Excel vs CSV for Ollama Workflows

CSV files are simpler to work with than Excel in Python — no need for openpyxl, no sheet management, and faster loading with pandas. If your workflow allows it, export Excel files to CSV before processing with Ollama. The text content is identical from the model’s perspective, and CSV avoids the occasional surprises that come from Excel-specific features like merged cells, conditional formatting, and named ranges that pandas and openpyxl handle inconsistently.

Excel is the right format to work with directly when you need to preserve the workbook structure — multiple sheets, formulas, formatting — or when the output needs to go back to an Excel user in a format they can open and edit without conversion. openpyxl handles these cases well, and the combination of pandas for data processing and openpyxl for formatted output covers the full range of Excel automation scenarios that come up in practice.

Scheduling Automated Excel Reports

Combine the patterns above into a scheduled reporting pipeline: a Python script that reads a source Excel file (or queries a database and writes to Excel), runs Ollama analysis, generates a written report, and saves the output to a new file with a timestamped name. Schedule it with cron on Linux or Task Scheduler on Windows to run weekly, daily, or whenever the source data updates. Email the output file automatically using Python’s smtplib or a service like SendGrid.

This is a genuinely useful automation that many teams pay for in the form of expensive BI tools or consultant time. A Python script that reads your CRM export, classifies deals by stage and sentiment from the notes field, generates a summary of pipeline health, and emails a formatted Excel report every Monday morning takes a few hours to build and then runs indefinitely without maintenance.

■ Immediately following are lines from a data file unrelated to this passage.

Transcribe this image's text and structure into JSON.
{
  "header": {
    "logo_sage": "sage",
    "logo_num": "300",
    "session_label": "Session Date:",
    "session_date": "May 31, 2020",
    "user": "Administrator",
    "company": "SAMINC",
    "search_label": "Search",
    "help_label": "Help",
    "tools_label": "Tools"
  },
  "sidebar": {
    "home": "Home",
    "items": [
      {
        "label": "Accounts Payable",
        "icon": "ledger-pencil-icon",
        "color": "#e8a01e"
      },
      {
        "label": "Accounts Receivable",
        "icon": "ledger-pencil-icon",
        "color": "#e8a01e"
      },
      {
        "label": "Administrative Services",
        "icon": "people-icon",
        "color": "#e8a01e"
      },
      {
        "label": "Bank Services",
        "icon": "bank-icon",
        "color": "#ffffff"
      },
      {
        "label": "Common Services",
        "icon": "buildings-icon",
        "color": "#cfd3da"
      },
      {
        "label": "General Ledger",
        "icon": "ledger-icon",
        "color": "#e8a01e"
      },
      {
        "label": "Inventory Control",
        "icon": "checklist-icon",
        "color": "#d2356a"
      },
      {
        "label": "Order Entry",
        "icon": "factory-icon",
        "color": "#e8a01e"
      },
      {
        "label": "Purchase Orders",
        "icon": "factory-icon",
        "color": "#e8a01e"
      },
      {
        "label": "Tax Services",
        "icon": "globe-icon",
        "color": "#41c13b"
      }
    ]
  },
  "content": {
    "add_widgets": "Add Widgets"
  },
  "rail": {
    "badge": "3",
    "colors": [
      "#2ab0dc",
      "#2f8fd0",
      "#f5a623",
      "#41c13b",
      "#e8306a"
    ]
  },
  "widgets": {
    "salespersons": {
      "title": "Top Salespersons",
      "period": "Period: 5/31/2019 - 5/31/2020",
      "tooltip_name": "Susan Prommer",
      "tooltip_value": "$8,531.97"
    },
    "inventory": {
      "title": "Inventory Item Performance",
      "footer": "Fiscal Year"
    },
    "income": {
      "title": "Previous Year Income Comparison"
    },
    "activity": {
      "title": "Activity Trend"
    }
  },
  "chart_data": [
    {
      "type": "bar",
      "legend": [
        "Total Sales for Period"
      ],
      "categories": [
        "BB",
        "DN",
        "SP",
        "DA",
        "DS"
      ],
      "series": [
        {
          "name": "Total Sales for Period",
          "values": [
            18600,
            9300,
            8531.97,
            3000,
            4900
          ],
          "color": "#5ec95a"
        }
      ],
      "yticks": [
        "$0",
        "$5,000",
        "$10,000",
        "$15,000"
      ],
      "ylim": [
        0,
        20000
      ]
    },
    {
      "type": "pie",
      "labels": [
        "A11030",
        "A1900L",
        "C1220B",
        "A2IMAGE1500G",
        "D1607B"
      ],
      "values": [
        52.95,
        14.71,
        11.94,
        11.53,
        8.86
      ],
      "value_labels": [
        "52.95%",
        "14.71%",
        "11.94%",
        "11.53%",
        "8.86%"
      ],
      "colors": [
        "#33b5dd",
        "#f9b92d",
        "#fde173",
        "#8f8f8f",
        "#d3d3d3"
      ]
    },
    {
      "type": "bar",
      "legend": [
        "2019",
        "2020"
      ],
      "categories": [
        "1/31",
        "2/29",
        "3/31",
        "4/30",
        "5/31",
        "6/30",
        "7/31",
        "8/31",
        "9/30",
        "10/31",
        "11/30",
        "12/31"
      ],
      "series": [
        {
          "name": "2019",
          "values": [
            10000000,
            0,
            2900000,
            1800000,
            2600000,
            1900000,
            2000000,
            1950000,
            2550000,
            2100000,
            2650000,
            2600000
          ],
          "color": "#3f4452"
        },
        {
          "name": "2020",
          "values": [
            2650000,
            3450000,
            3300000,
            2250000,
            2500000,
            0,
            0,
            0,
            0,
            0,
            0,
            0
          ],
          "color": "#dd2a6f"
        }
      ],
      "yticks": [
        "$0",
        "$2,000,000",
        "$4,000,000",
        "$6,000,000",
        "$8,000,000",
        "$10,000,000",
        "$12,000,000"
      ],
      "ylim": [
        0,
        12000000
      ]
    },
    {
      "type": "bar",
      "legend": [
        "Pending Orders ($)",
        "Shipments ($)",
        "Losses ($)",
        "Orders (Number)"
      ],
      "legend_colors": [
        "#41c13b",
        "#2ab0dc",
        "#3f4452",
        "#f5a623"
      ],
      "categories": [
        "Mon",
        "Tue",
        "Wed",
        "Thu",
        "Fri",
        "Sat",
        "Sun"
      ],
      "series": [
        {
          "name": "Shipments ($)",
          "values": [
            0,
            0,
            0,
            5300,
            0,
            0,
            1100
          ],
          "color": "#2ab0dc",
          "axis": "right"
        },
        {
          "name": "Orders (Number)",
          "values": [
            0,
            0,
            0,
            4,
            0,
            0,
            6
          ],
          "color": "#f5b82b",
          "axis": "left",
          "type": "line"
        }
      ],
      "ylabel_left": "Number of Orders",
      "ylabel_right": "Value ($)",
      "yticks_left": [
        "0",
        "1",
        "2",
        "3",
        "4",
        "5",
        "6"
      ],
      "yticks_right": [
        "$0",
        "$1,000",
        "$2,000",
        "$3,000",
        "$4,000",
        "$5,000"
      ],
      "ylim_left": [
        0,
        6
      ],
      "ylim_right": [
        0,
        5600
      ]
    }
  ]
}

The local Ollama integration keeps the costs at zero beyond the electricity for the GPU, and sensitive deal data never leaves your infrastructure.

Choosing the Right Model for Excel Work

For general spreadsheet analysis — summarising data, generating reports, answering questions about business metrics — llama3.2 handles the task well and produces clear, well-structured prose that reads like a human analyst wrote it. For spreadsheets containing code, technical specifications, or data science output — model evaluation results, feature importance tables, experiment logs — qwen2.5-coder:7b understands the domain better and produces more technically accurate commentary.

For classification tasks on large DataFrames where you need to process thousands of rows, model speed matters more than quality for simple categories. A 3B model that classifies a sentiment in under a second is more practical for batch processing than an 8B model that takes five seconds per row when you have 10,000 rows to classify. Reserve the larger, slower model for the final synthesis and report generation steps where quality matters most and you are only making a handful of calls.

The combination of pandas for data manipulation, Ollama for language understanding, and openpyxl for formatted output covers the full range of AI-powered Excel automation. Whether you are building a one-off analysis script, a recurring report generator, or an interactive Q&A tool over your business data, the patterns in this guide give you a complete foundation to build on — entirely locally, entirely under your control, and entirely free of per-query API costs.

Start with the analyse function to understand what is in a new spreadsheet, add classification when you need to categorise rows at scale, and build the report generator when stakeholders need written summaries rather than raw data. Each capability is independent and can be added incrementally as your needs grow, without rearchitecting the code you have already written.

Once the pipeline is working, the biggest wins come from prompt refinement rather than code changes — a better description of what the data represents and what the reader needs from the report consistently produces more useful output than switching models or tuning parameters.